Existe um pensamento muito comum, nos meios acadêmicos jurídicos, que defende que a laicidade do Estado implica uma neutralidade estatal perante o fenômeno religioso, neutralidade esta que, para tal corrente, tem seu ideal no silêncio: a expressão da religiosidade humana seria um fenômeno perante o qual o Estado deveria manter absoluto silêncio ou indiferença, vedada qualquer manifestação estatal nesta área.
Tal posição doutrinária parte de uma interpretação isolada e isolante do art. 19 da Constituição Federal, que diz:
Art. 19. É vedado à União, aos Estados, ao Distrito Federal e aos Municípios:
I - estabelecer cultos religiosos ou igrejas, subvencioná-los, embaraçar-lhes o funcionamento ou manter com eles ou seus representantes relações de dependência ou aliança, ressalvada, na forma da lei, a colaboração de interesse público.
Ora, sabe-se que a Constituição é um conjunto, não se interpreta às tiras, não se pode pinçar um artigo e elevá-lo a um grau absoluto que ele não tem, se avaliado em conjunto com o corpo constitucional.
Vale dizer, a vedação constitucional à União, Estados, Distrito Federal e Municípios de estabelecer cultos, subvencioná-los, embaraçar o funcionamento ou estabelecer relações de dependência ou aliança em um limite intrínseco, no próprio artigo: a colaboração de interesse público.
Essa colaboração de interesse público deve ser avaliada, portanto, com os critérios da própria Constituição, vale dizer, de uma Constituição que se declara promulgada “sob a proteção de Deus” no seu preâmbulo, que declara, portanto, relacionada não somente a Deus, mas a Deus pessoa, que pode proteger, e que, portanto, não é indiferente ao bem comum.

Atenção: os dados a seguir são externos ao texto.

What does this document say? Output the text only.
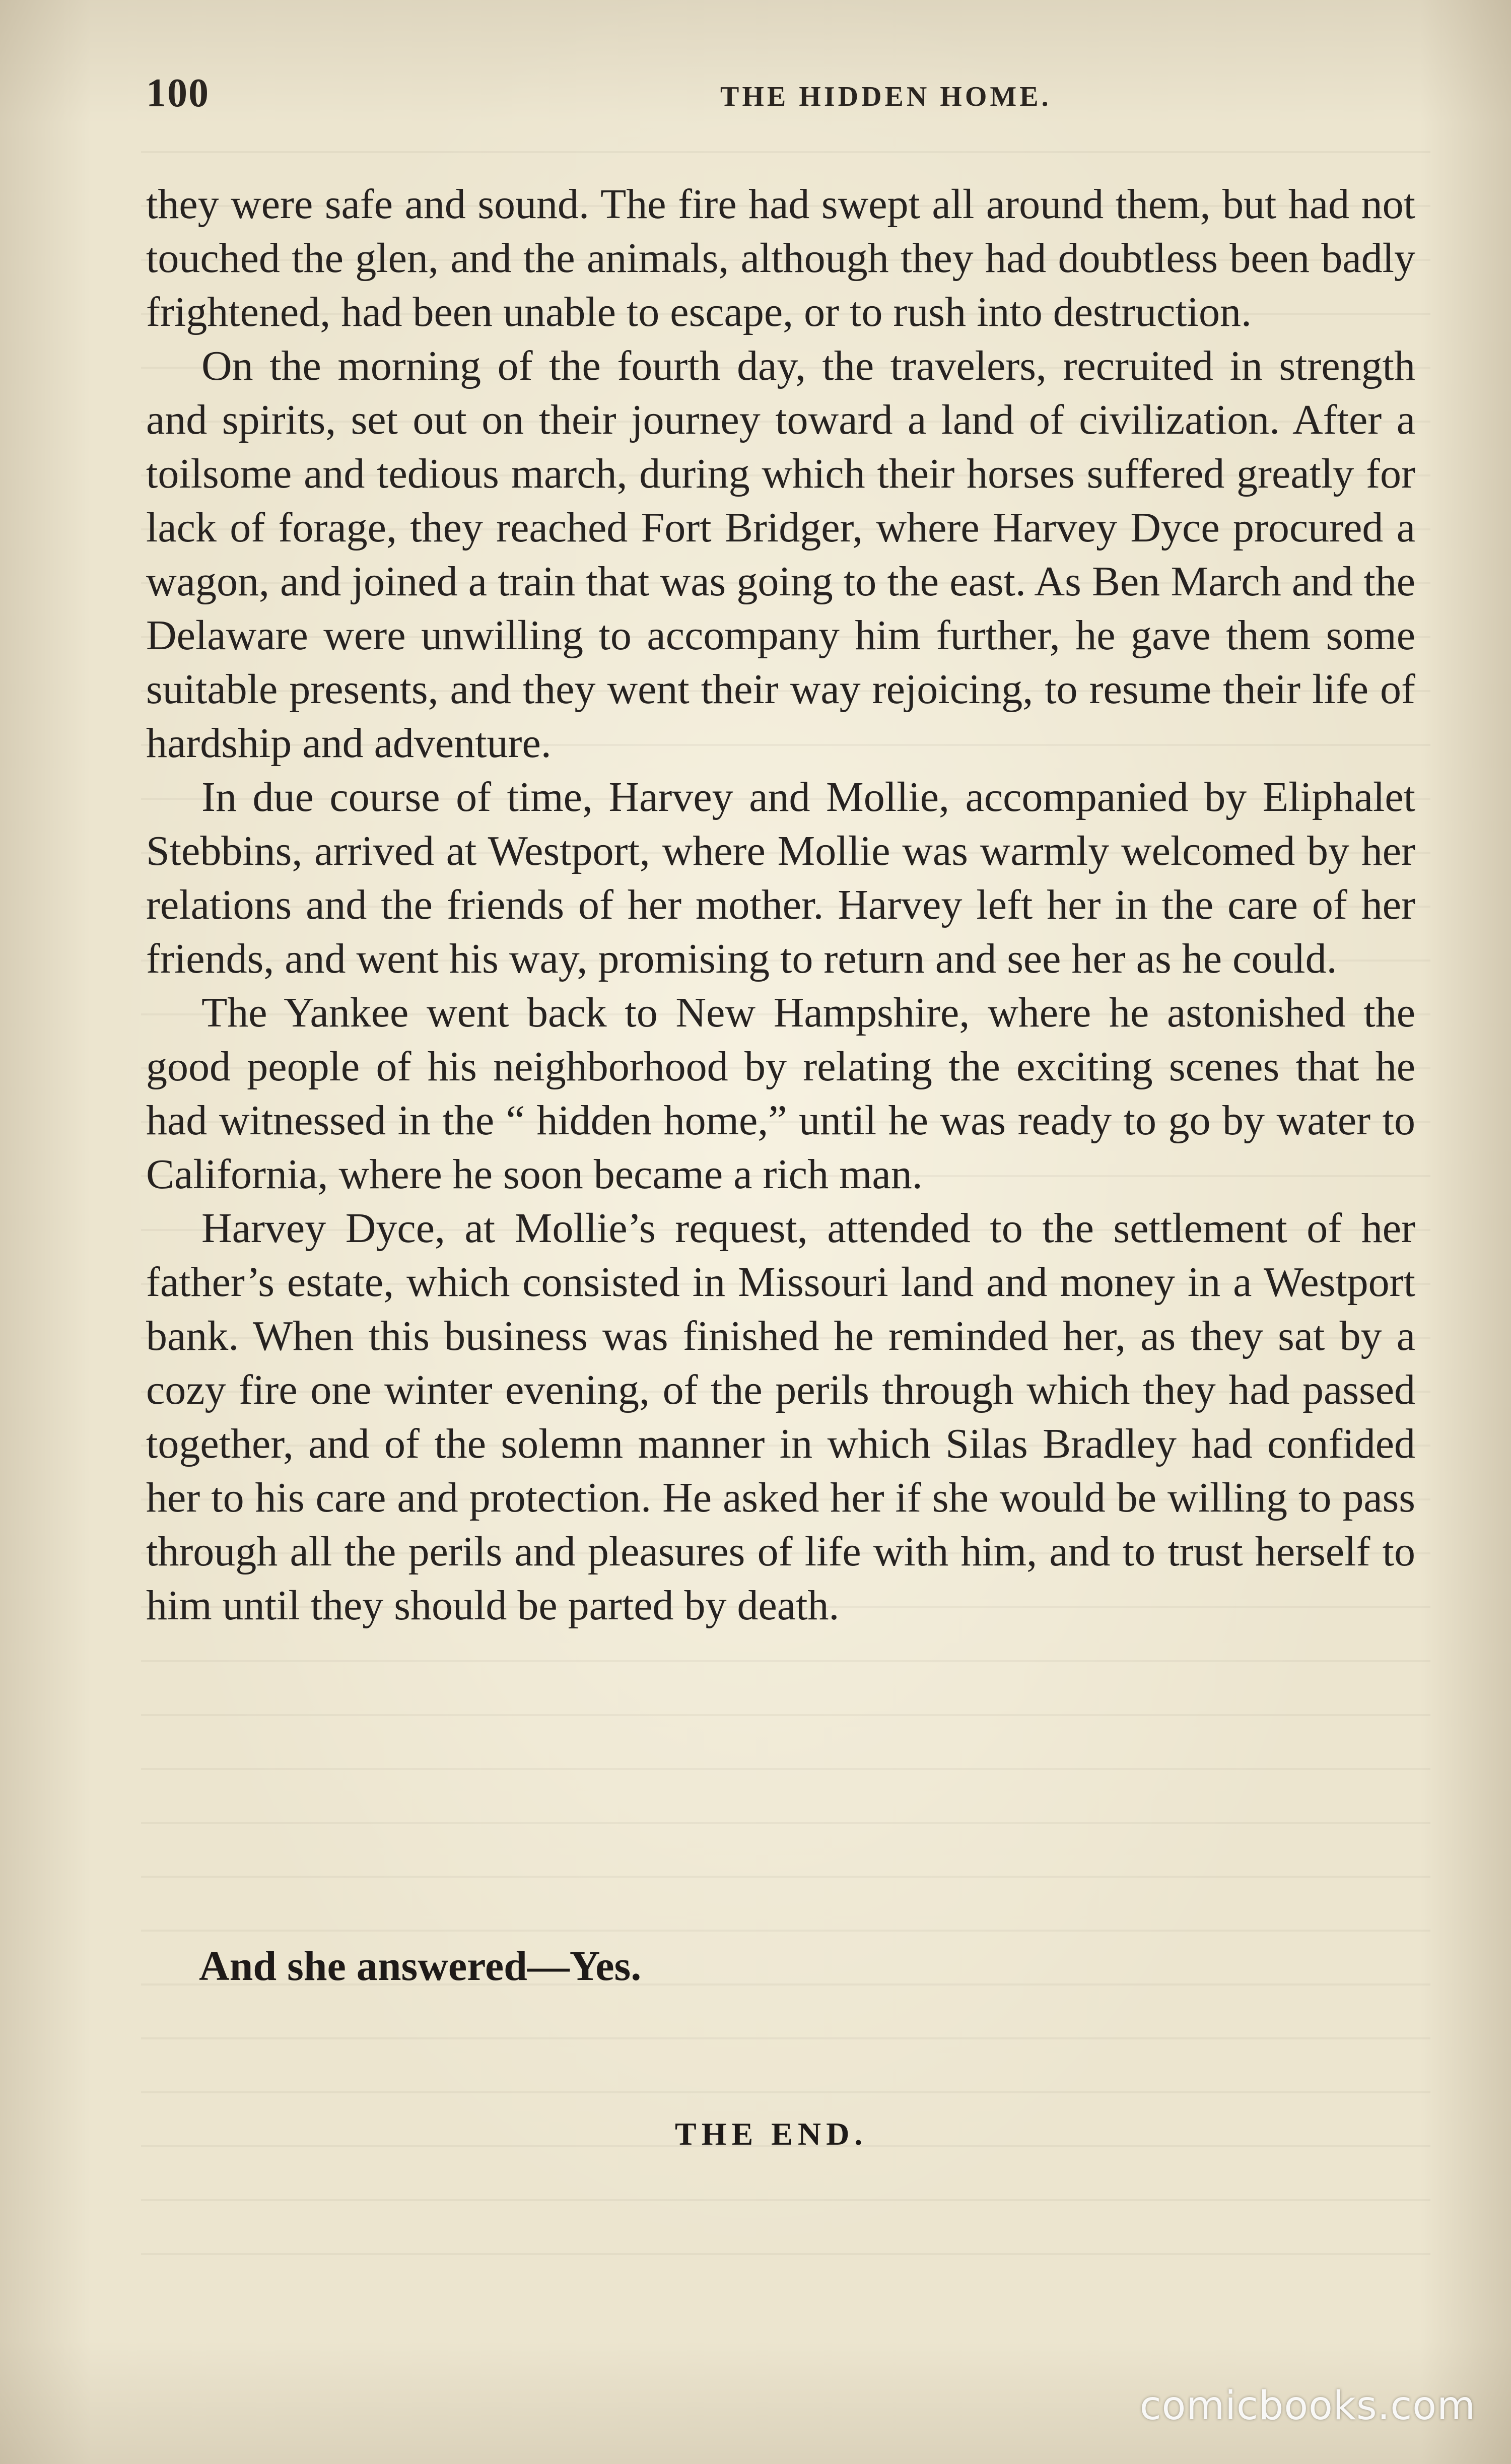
100	THE HIDDEN HOME.

they were safe and sound. The fire had swept all around them, but had not touched the glen, and the animals, although they had doubtless been badly frightened, had been unable to escape, or to rush into destruction.

On the morning of the fourth day, the travelers, recruited in strength and spirits, set out on their journey toward a land of civilization. After a toilsome and tedious march, during which their horses suffered greatly for lack of forage, they reached Fort Bridger, where Harvey Dyce procured a wagon, and joined a train that was going to the east. As Ben March and the Delaware were unwilling to accompany him further, he gave them some suitable presents, and they went their way rejoicing, to resume their life of hardship and adventure.

In due course of time, Harvey and Mollie, accompanied by Eliphalet Stebbins, arrived at Westport, where Mollie was warmly welcomed by her relations and the friends of her mother. Harvey left her in the care of her friends, and went his way, promising to return and see her as he could.

The Yankee went back to New Hampshire, where he astonished the good people of his neighborhood by relating the exciting scenes that he had witnessed in the “ hidden home,” until he was ready to go by water to California, where he soon became a rich man.

Harvey Dyce, at Mollie’s request, attended to the settlement of her father’s estate, which consisted in Missouri land and money in a Westport bank. When this business was finished he reminded her, as they sat by a cozy fire one winter evening, of the perils through which they had passed together, and of the solemn manner in which Silas Bradley had confided her to his care and protection. He asked her if she would be willing to pass through all the perils and pleasures of life with him, and to trust herself to him until they should be parted by death.

And she answered—Yes.
THE END.
comicbooks.com
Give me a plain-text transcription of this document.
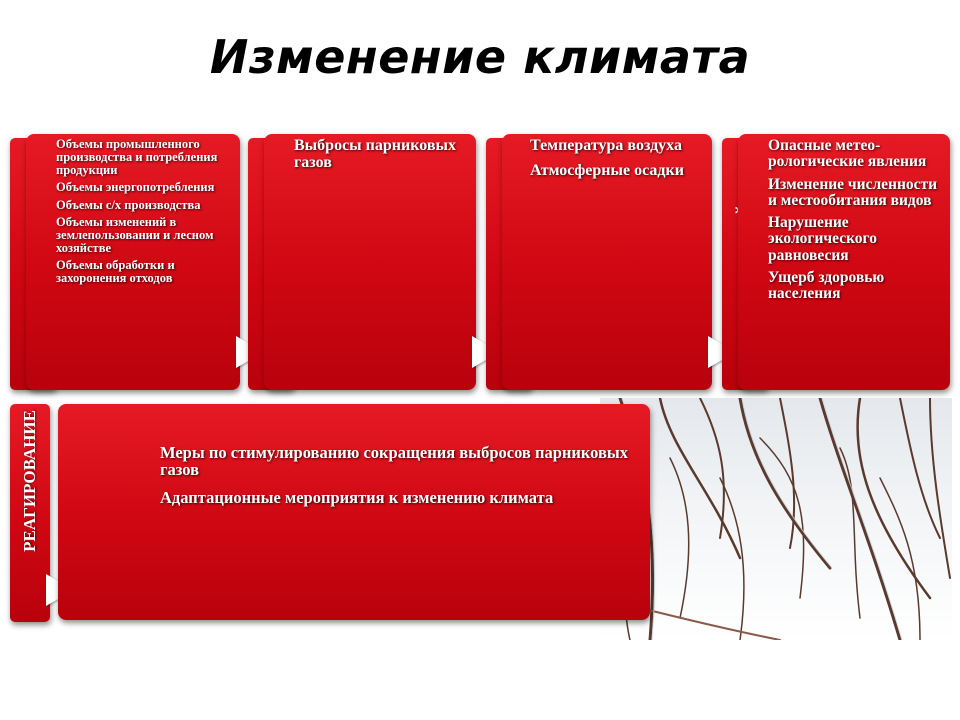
Изменение климата
Объемы промышленного производства и потребления продукции
Объемы энергопотребления
Объемы с/х производства
Объемы изменений в землепользовании и лесном хозяйстве
Объемы обработки и захоронения отходов
Выбросы парниковых газов
Температура воздуха
Атмосферные осадки
Опасные метео-рологические явления
Изменение численности и местообитания видов
Нарушение экологического равновесия
Ущерб здоровью населения
РЕАГИРОВАНИЕ	Меры по стимулированию сокращения выбросов парниковых газов
Адаптационные мероприятия к изменению климата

Não são poucos os incisos do artigo 5º da Constituição que tratam da liberdade de crença e consciência, inclusive especificamente da “proteção aos locais de culto e suas liturgias”. Vale dizer, se, por um lado, há um limite negativo na vedação, ao Estado em estabelecê-los, subvencioná-los, embaraçar-lhes o funcionamento ou manter com eles relação de dependência e aliança, por outro há o limite positivo consistente no dever, para o Estado, de proteger efetivamente os “locais de culto e suas liturgias” (art. 5º, inciso VI), bem como de prestar assistência religiosa nas entidades civis e militares de internação coletiva (inciso VII).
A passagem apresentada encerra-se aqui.